Puede decirse de todas las novelas: su historia común las pone en múltiples relaciones mutuas que iluminan su sentido, prolongan su alcance y las protege del olvido. ¿Qué quedaría de François Rabelais si Sterne, Diderot, Grass, Gombrowicz, Vancura, Gadda, Fuentes, García Márquez, Kis, Juan Goytisolo, Chamoiseau, Rushdie no hubieran emitido el eco de sus locuras en sus novelas? A la luz de Terra nostra (1975) vemos en Los sonámbulos (1929-1932) todo el alcance de su novedad estética, que cuando apareció apenas era perceptible, y en la cercanía de esas dos novelas Los versos satánicos (1991), de Salman Rushdie, deja de ser una actualidad política efímera y se convierte en una gran obra que, con sus oníricas confrontaciones de épocas y continentes, desarrolla las más audaces posibilidades de la novela moderna. ¡Y Ulises! Sólo puede comprenderla quien se haya familiarizado con la vieja pasión del arte de la novela por el misterio del momento presente, por la riqueza contenida en un único segundo de vida, por el escándalo existencial de la insignificancia. Situado fuera del contexto de la historia de la novela, Ulises no sería sino un capricho, la incomprensible extravagancia de un loco.

Arrancadas de la historia de sus artes, poco queda de las obras de arte.

Eternidad

Hubo largos períodos en los que el arte no buscaba lo nuevo, sino que se enorgullecía de embellecer la repetición, de reforzar la tradición y de asegurar la estabilidad de una vida colectiva; la música y la danza sólo existían entonces en el marco de los ritos sociales, de las misas y fiestas. Luego, un día, en el siglo XII, un músico de iglesia tuvo en París la idea de añadir una voz en contrapunto a la melodía de un canto gregoriano, intacto desde hacía siglos. La melodía fundamental seguía siendo la misma, inmemorial, pero la voz en contrapunto era una novedad que daba acceso a otras novedades, al contrapunto a tres, cuatro, seis voces, a formas polifónicas cada vez más complejas e inesperadas. Como ya no imitaban lo que se había hecho antes, los compositores perdieron el anonimato, y sus nombres se iluminaron como lámparas que jalonaban un recorrido hacia la lejanía.

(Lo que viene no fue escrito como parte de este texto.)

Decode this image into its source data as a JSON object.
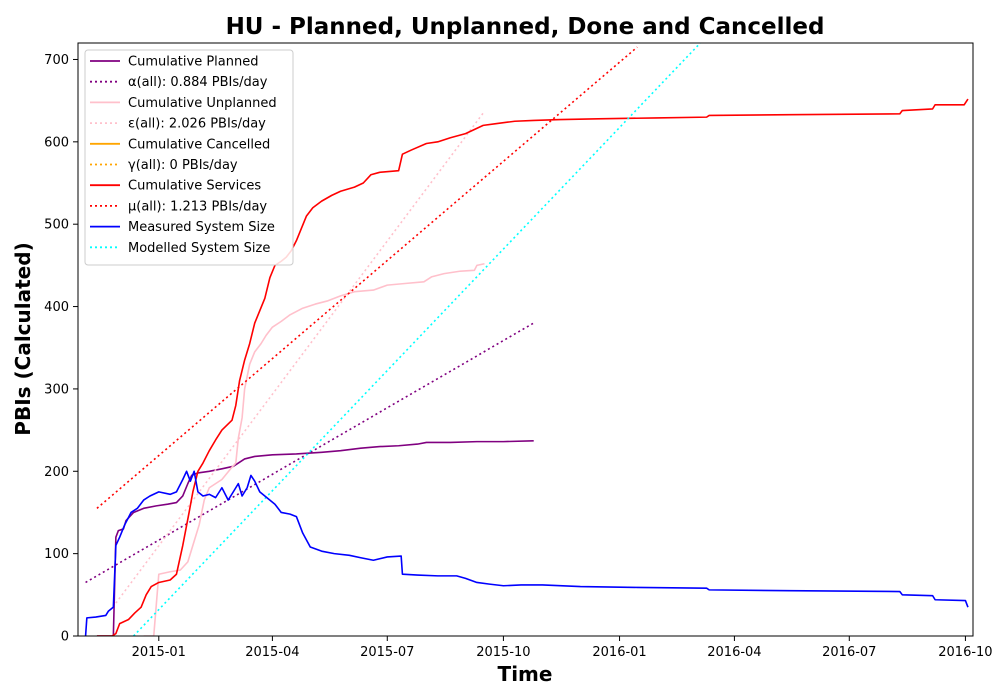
{
  "chart_data": {
    "type": "line",
    "title": "HU - Planned, Unplanned, Done  and Cancelled",
    "xlabel": "Time",
    "ylabel": "PBIs (Calculated)",
    "x_type": "date",
    "xlim": [
      "2014-10-29",
      "2016-10-07"
    ],
    "ylim": [
      0,
      720
    ],
    "x_ticks": [
      "2015-01",
      "2015-04",
      "2015-07",
      "2015-10",
      "2016-01",
      "2016-04",
      "2016-07",
      "2016-10"
    ],
    "y_ticks": [
      0,
      100,
      200,
      300,
      400,
      500,
      600,
      700
    ],
    "grid": false,
    "legend_position": "top-left",
    "series": [
      {
        "name": "Cumulative Planned",
        "color": "#800080",
        "style": "solid",
        "points": [
          [
            "2014-11-13",
            0
          ],
          [
            "2014-11-26",
            0
          ],
          [
            "2014-11-28",
            120
          ],
          [
            "2014-11-30",
            128
          ],
          [
            "2014-12-04",
            130
          ],
          [
            "2014-12-06",
            140
          ],
          [
            "2014-12-12",
            150
          ],
          [
            "2014-12-20",
            155
          ],
          [
            "2014-12-30",
            158
          ],
          [
            "2015-01-08",
            160
          ],
          [
            "2015-01-15",
            162
          ],
          [
            "2015-01-20",
            170
          ],
          [
            "2015-01-24",
            185
          ],
          [
            "2015-01-27",
            195
          ],
          [
            "2015-02-01",
            198
          ],
          [
            "2015-02-10",
            200
          ],
          [
            "2015-02-20",
            203
          ],
          [
            "2015-03-01",
            206
          ],
          [
            "2015-03-05",
            210
          ],
          [
            "2015-03-10",
            215
          ],
          [
            "2015-03-18",
            218
          ],
          [
            "2015-04-01",
            220
          ],
          [
            "2015-04-20",
            221
          ],
          [
            "2015-05-10",
            223
          ],
          [
            "2015-05-25",
            225
          ],
          [
            "2015-06-10",
            228
          ],
          [
            "2015-06-25",
            230
          ],
          [
            "2015-07-10",
            231
          ],
          [
            "2015-07-25",
            233
          ],
          [
            "2015-08-01",
            235
          ],
          [
            "2015-08-20",
            235
          ],
          [
            "2015-09-10",
            236
          ],
          [
            "2015-10-01",
            236
          ],
          [
            "2015-10-25",
            237
          ]
        ]
      },
      {
        "name": "α(all): 0.884 PBIs/day",
        "color": "#800080",
        "style": "dotted",
        "points": [
          [
            "2014-11-04",
            65
          ],
          [
            "2015-10-25",
            380
          ]
        ]
      },
      {
        "name": "Cumulative Unplanned",
        "color": "#ffc0cb",
        "style": "solid",
        "points": [
          [
            "2014-12-20",
            0
          ],
          [
            "2014-12-28",
            0
          ],
          [
            "2015-01-01",
            75
          ],
          [
            "2015-01-10",
            78
          ],
          [
            "2015-01-18",
            80
          ],
          [
            "2015-01-24",
            90
          ],
          [
            "2015-01-28",
            110
          ],
          [
            "2015-02-02",
            135
          ],
          [
            "2015-02-06",
            165
          ],
          [
            "2015-02-10",
            180
          ],
          [
            "2015-02-15",
            185
          ],
          [
            "2015-02-20",
            190
          ],
          [
            "2015-02-28",
            205
          ],
          [
            "2015-03-03",
            210
          ],
          [
            "2015-03-05",
            240
          ],
          [
            "2015-03-08",
            265
          ],
          [
            "2015-03-10",
            300
          ],
          [
            "2015-03-14",
            330
          ],
          [
            "2015-03-18",
            345
          ],
          [
            "2015-03-23",
            355
          ],
          [
            "2015-03-27",
            365
          ],
          [
            "2015-04-01",
            375
          ],
          [
            "2015-04-08",
            382
          ],
          [
            "2015-04-15",
            390
          ],
          [
            "2015-04-25",
            398
          ],
          [
            "2015-05-05",
            403
          ],
          [
            "2015-05-15",
            407
          ],
          [
            "2015-05-25",
            413
          ],
          [
            "2015-06-05",
            418
          ],
          [
            "2015-06-20",
            420
          ],
          [
            "2015-07-01",
            426
          ],
          [
            "2015-07-15",
            428
          ],
          [
            "2015-07-30",
            430
          ],
          [
            "2015-08-05",
            436
          ],
          [
            "2015-08-15",
            440
          ],
          [
            "2015-08-28",
            443
          ],
          [
            "2015-09-08",
            444
          ],
          [
            "2015-09-10",
            450
          ],
          [
            "2015-09-16",
            452
          ]
        ]
      },
      {
        "name": "ε(all): 2.026 PBIs/day",
        "color": "#ffc0cb",
        "style": "dotted",
        "points": [
          [
            "2014-11-28",
            40
          ],
          [
            "2015-09-15",
            635
          ]
        ]
      },
      {
        "name": "Cumulative Cancelled",
        "color": "#ffa500",
        "style": "solid",
        "points": []
      },
      {
        "name": "γ(all): 0 PBIs/day",
        "color": "#ffa500",
        "style": "dotted",
        "points": []
      },
      {
        "name": "Cumulative Services",
        "color": "#ff0000",
        "style": "solid",
        "points": [
          [
            "2014-11-13",
            0
          ],
          [
            "2014-11-25",
            0
          ],
          [
            "2014-11-28",
            3
          ],
          [
            "2014-12-01",
            15
          ],
          [
            "2014-12-08",
            20
          ],
          [
            "2014-12-13",
            28
          ],
          [
            "2014-12-18",
            35
          ],
          [
            "2014-12-22",
            50
          ],
          [
            "2014-12-26",
            60
          ],
          [
            "2015-01-01",
            65
          ],
          [
            "2015-01-10",
            68
          ],
          [
            "2015-01-15",
            75
          ],
          [
            "2015-01-20",
            110
          ],
          [
            "2015-01-25",
            150
          ],
          [
            "2015-01-28",
            175
          ],
          [
            "2015-02-01",
            200
          ],
          [
            "2015-02-05",
            210
          ],
          [
            "2015-02-10",
            225
          ],
          [
            "2015-02-15",
            238
          ],
          [
            "2015-02-20",
            250
          ],
          [
            "2015-02-28",
            262
          ],
          [
            "2015-03-03",
            280
          ],
          [
            "2015-03-06",
            310
          ],
          [
            "2015-03-10",
            335
          ],
          [
            "2015-03-14",
            355
          ],
          [
            "2015-03-18",
            380
          ],
          [
            "2015-03-22",
            395
          ],
          [
            "2015-03-26",
            410
          ],
          [
            "2015-03-30",
            435
          ],
          [
            "2015-04-03",
            450
          ],
          [
            "2015-04-08",
            455
          ],
          [
            "2015-04-12",
            460
          ],
          [
            "2015-04-16",
            468
          ],
          [
            "2015-04-20",
            480
          ],
          [
            "2015-04-24",
            495
          ],
          [
            "2015-04-28",
            510
          ],
          [
            "2015-05-03",
            520
          ],
          [
            "2015-05-10",
            528
          ],
          [
            "2015-05-18",
            535
          ],
          [
            "2015-05-25",
            540
          ],
          [
            "2015-06-05",
            545
          ],
          [
            "2015-06-12",
            550
          ],
          [
            "2015-06-18",
            560
          ],
          [
            "2015-06-25",
            563
          ],
          [
            "2015-07-10",
            565
          ],
          [
            "2015-07-13",
            585
          ],
          [
            "2015-07-20",
            590
          ],
          [
            "2015-08-01",
            598
          ],
          [
            "2015-08-10",
            600
          ],
          [
            "2015-08-20",
            605
          ],
          [
            "2015-09-01",
            610
          ],
          [
            "2015-09-08",
            615
          ],
          [
            "2015-09-15",
            620
          ],
          [
            "2015-09-25",
            622
          ],
          [
            "2015-10-10",
            625
          ],
          [
            "2015-10-25",
            626
          ],
          [
            "2015-11-15",
            627
          ],
          [
            "2015-12-15",
            628
          ],
          [
            "2016-01-30",
            629
          ],
          [
            "2016-03-10",
            630
          ],
          [
            "2016-03-12",
            632
          ],
          [
            "2016-05-15",
            633
          ],
          [
            "2016-08-10",
            634
          ],
          [
            "2016-08-12",
            638
          ],
          [
            "2016-09-05",
            640
          ],
          [
            "2016-09-07",
            645
          ],
          [
            "2016-09-30",
            645
          ],
          [
            "2016-10-03",
            652
          ]
        ]
      },
      {
        "name": "μ(all): 1.213 PBIs/day",
        "color": "#ff0000",
        "style": "dotted",
        "points": [
          [
            "2014-11-13",
            155
          ],
          [
            "2016-01-15",
            715
          ]
        ]
      },
      {
        "name": "Measured System Size",
        "color": "#0000ff",
        "style": "solid",
        "points": [
          [
            "2014-11-04",
            0
          ],
          [
            "2014-11-05",
            22
          ],
          [
            "2014-11-12",
            23
          ],
          [
            "2014-11-20",
            25
          ],
          [
            "2014-11-22",
            30
          ],
          [
            "2014-11-26",
            35
          ],
          [
            "2014-11-28",
            110
          ],
          [
            "2014-12-01",
            120
          ],
          [
            "2014-12-05",
            135
          ],
          [
            "2014-12-10",
            150
          ],
          [
            "2014-12-15",
            155
          ],
          [
            "2014-12-20",
            165
          ],
          [
            "2014-12-25",
            170
          ],
          [
            "2015-01-01",
            175
          ],
          [
            "2015-01-10",
            172
          ],
          [
            "2015-01-15",
            175
          ],
          [
            "2015-01-20",
            190
          ],
          [
            "2015-01-23",
            200
          ],
          [
            "2015-01-26",
            188
          ],
          [
            "2015-01-29",
            200
          ],
          [
            "2015-02-01",
            175
          ],
          [
            "2015-02-05",
            170
          ],
          [
            "2015-02-10",
            172
          ],
          [
            "2015-02-15",
            168
          ],
          [
            "2015-02-20",
            180
          ],
          [
            "2015-02-25",
            165
          ],
          [
            "2015-03-01",
            175
          ],
          [
            "2015-03-05",
            185
          ],
          [
            "2015-03-08",
            170
          ],
          [
            "2015-03-12",
            180
          ],
          [
            "2015-03-15",
            195
          ],
          [
            "2015-03-18",
            188
          ],
          [
            "2015-03-22",
            175
          ],
          [
            "2015-03-26",
            170
          ],
          [
            "2015-03-30",
            165
          ],
          [
            "2015-04-03",
            160
          ],
          [
            "2015-04-08",
            150
          ],
          [
            "2015-04-15",
            148
          ],
          [
            "2015-04-20",
            145
          ],
          [
            "2015-04-25",
            125
          ],
          [
            "2015-05-01",
            108
          ],
          [
            "2015-05-10",
            103
          ],
          [
            "2015-05-20",
            100
          ],
          [
            "2015-06-01",
            98
          ],
          [
            "2015-06-10",
            95
          ],
          [
            "2015-06-20",
            92
          ],
          [
            "2015-07-01",
            96
          ],
          [
            "2015-07-12",
            97
          ],
          [
            "2015-07-13",
            75
          ],
          [
            "2015-07-25",
            74
          ],
          [
            "2015-08-10",
            73
          ],
          [
            "2015-08-25",
            73
          ],
          [
            "2015-09-01",
            70
          ],
          [
            "2015-09-10",
            65
          ],
          [
            "2015-09-20",
            63
          ],
          [
            "2015-10-01",
            61
          ],
          [
            "2015-10-15",
            62
          ],
          [
            "2015-11-01",
            62
          ],
          [
            "2015-12-01",
            60
          ],
          [
            "2016-01-15",
            59
          ],
          [
            "2016-03-10",
            58
          ],
          [
            "2016-03-12",
            56
          ],
          [
            "2016-05-15",
            55
          ],
          [
            "2016-08-10",
            54
          ],
          [
            "2016-08-12",
            50
          ],
          [
            "2016-09-05",
            49
          ],
          [
            "2016-09-07",
            44
          ],
          [
            "2016-10-01",
            43
          ],
          [
            "2016-10-03",
            35
          ]
        ]
      },
      {
        "name": "Modelled System Size",
        "color": "#00ffff",
        "style": "dotted",
        "points": [
          [
            "2014-12-12",
            0
          ],
          [
            "2016-03-05",
            720
          ]
        ]
      }
    ]
  }
}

Al tomar vuelo, la música se convirtió, para varios siglos, en historia de la música.

Todas las artes europeas, cada una a su hora, levantaron el vuelo de la misma manera, transformadas todas en su propia historia. Éste fue el gran milagro de Europa: no su arte, sino su arte convertido en historia.

¡Ay!, los milagros son poco duraderos. Quien levanta el vuelo un día aterrizará. Presa de la angustia, imagino el día en que el arte dejará de buscar lo nunca dicho y volverá, dócilmente, a ponerse al servicio de la vida colectiva, que exigirá de él que embellezca la repetición y ayude al individuo a confundirse, alegre y en paz, con la uniformidad del ser.

Pues la historia del arte es perecedera. La palabrería del arte es eterna.